Diese Entwicklung gipfelt darin, dass der Drogen- und Suchtrat seit 2010 nicht mehr öffentlicht tagt und auch die Sitzungsprotokolle nicht mehr einsehbar sind. Früher waren sowohl die Zusammensetzung als auch die Sitzungen transparent und der Öffentlichkeit zugänglich. Die lapidare Mitteilung, mit der die Drogenbeauftragte erst auf zweimalige Nachfrage eines Bürgers herausrückte, lautet:
„Die Namen der Vertreter der jeweiligen Organisationen werden nicht veröffentlicht. Die Sitzungen sind nach der Geschäftsordnung des Drogen- und Suchtrats nicht öffentlich, daher werden auch die Sitzungsprotokolle nicht veröffentlicht.“

Ein seit Bestehen dieses Gremiums einmaliger Vorgang. Da hat sich unsere Drogenbeauftragte anscheinend an den Briten orientiert, die vor nicht allzu langer Zeit fast ihren gesamten wissenschaftlichen Beraterstab „umbesetzt“ haben, weil der ein grundlegendes Umdenken in der Drogenpolitik forderte. In Großbritannien gab es hierzu wenigstens einen medialen Aufschrei, hier herrscht bislang Schweigen.

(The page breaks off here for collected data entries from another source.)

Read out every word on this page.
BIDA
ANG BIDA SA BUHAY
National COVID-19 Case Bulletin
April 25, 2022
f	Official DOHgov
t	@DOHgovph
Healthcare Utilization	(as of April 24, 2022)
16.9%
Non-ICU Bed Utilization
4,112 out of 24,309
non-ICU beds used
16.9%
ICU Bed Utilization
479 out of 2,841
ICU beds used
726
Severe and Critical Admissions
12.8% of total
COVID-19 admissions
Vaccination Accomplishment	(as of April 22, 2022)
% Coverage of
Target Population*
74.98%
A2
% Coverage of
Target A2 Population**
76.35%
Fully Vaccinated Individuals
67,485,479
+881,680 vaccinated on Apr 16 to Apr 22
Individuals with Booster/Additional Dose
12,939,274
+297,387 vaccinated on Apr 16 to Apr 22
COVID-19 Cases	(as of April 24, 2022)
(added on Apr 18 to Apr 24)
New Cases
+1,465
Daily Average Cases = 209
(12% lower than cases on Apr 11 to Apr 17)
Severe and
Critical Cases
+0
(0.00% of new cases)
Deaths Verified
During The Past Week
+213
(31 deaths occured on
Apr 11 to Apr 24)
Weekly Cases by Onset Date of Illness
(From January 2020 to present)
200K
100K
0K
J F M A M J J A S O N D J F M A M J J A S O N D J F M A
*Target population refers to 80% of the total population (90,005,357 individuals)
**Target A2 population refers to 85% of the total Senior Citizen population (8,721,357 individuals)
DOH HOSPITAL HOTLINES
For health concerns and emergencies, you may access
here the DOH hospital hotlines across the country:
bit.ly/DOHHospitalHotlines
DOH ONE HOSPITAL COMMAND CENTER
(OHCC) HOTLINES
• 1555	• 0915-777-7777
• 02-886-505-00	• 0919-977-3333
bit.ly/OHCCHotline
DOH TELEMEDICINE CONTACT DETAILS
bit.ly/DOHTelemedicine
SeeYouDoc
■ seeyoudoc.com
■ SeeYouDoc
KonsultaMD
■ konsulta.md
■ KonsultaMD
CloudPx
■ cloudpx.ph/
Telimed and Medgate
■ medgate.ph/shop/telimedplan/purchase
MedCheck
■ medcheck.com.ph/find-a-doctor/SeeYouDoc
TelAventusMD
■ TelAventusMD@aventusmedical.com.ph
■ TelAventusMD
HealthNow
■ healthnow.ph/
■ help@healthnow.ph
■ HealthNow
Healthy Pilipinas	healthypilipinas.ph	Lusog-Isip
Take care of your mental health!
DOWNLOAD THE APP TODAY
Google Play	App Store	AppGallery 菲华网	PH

Von der Politik ist wenig zu erwarten: Bündnis90/Die Grünen und Die Linke werden in naher Zukunft nicht ohne die SPD regieren. Die aber wird ihre drogenpolitsiche Wende erst dann vollziehen, wenn es genügend Stimmen bringt. Das wird nur passieren, sobald ausreichend Impulse von einer besorgten Zivilgesellschaft ausgehen, die sich der Tragweite des Problems langsam aber sicher bewusst wird. So wie jetzt in den USA, die uns auch hinsichtlich dieser Entwicklung wieder ein paar Jahre voraus sind.